Perché fare qualcosa? A Meditation on Procrastination
“Sono attratto solo da ciò che mi precede”, scrive, dagli “innumerevoli momenti in cui non ero: il non nato”. Da questa prospettiva, egli guarda il mondo con occhi nuovi, e ottiene una comprensione più profonda di se stesso: “Non mi sono mai preso per un essere. Un non-cittadino, un tipo marginale, un nulla che esiste solo per l’eccesso, per la sovrabbondanza del suo nulla.”
Cioran era un uomo dai gusti insoliti. Gli piacevano i Traci perché “piangevano sul neonato” e la setta gnostica dei Bogomil, che “per giustificare Dio, riteneva Satana responsabile dell’infamia della creazione”
Tutto questo solleva una domanda ovvia: Perché fare qualcosa? Perché moltiplicare il fallimento cosmico, l'”infamia della creazione”?
L’ozio, come sappiamo, ha una cattiva reputazione nella cultura occidentale, ma può essere un’esperienza filosofica in sé. Bertrand Russell scrisse un lungo saggio in suo favore, e Oscar Wilde pensava che “non fare nulla è la cosa più difficile del mondo” oltre che la più intellettuale. I grandi, consumati oziosi della letteratura (Oblomov di Ivan Goncharov o Bartleby di Melville) sono figure di ricerca metafisica: Esemplificano modi di essere umani con una complessità insolita.

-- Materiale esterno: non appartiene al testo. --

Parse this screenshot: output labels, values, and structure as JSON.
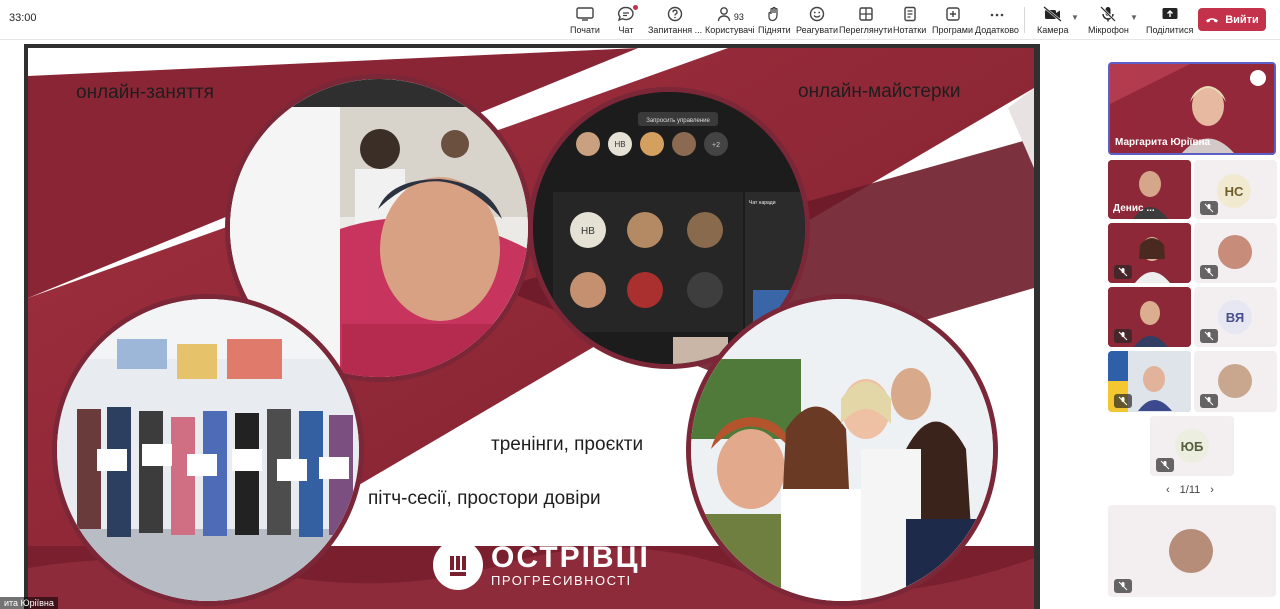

L’ozio, quindi, rivela un’esperienza del nulla. Mentre il nulla tende ad occupare una posizione centrale nelle tradizioni orientali come il buddismo e il taoismo, noi in Occidente tipicamente lo evitiamo; dopo tutto, una delle branche più caratteristiche della filosofia occidentale è l’ontologia, lo studio di ciò che esiste.
Anche se non scegliamo di abbracciare il nulla, il nulla stesso può scegliere di abbracciare noi. Potrebbe non essere che non abbiamo niente da fare, o che ci annoiamo, o che preferiremmo farlo più tardi, ma solo che non vediamo il senso di tutto questo. Nella nostra pigrizia intuiamo un’insensatezza cosmica, che arriva insieme alla realizzazione che, con ogni azione, rimaniamo solo più impigliati nella farsa universale.
Forse la forma più intrigante di pigrizia è quella con cui quasi tutti noi siamo intimamente familiari: la procrastinazione. L’ozio è difficile da trovare allo stato puro. Infatti, in un certo senso, ci sfugge perché, nella sua forma più radicale, l’ozio tende a divorare i suoi devoti (di nuovo, Oblomov e Bartleby). Ma la procrastinazione è tutta un’altra cosa: Non solo è più disponibile, ma anche più dinamico, così come il procrastinatore è una figura più drammatica dell’ozioso, che è ascetico e immobile come un santo delle colonne.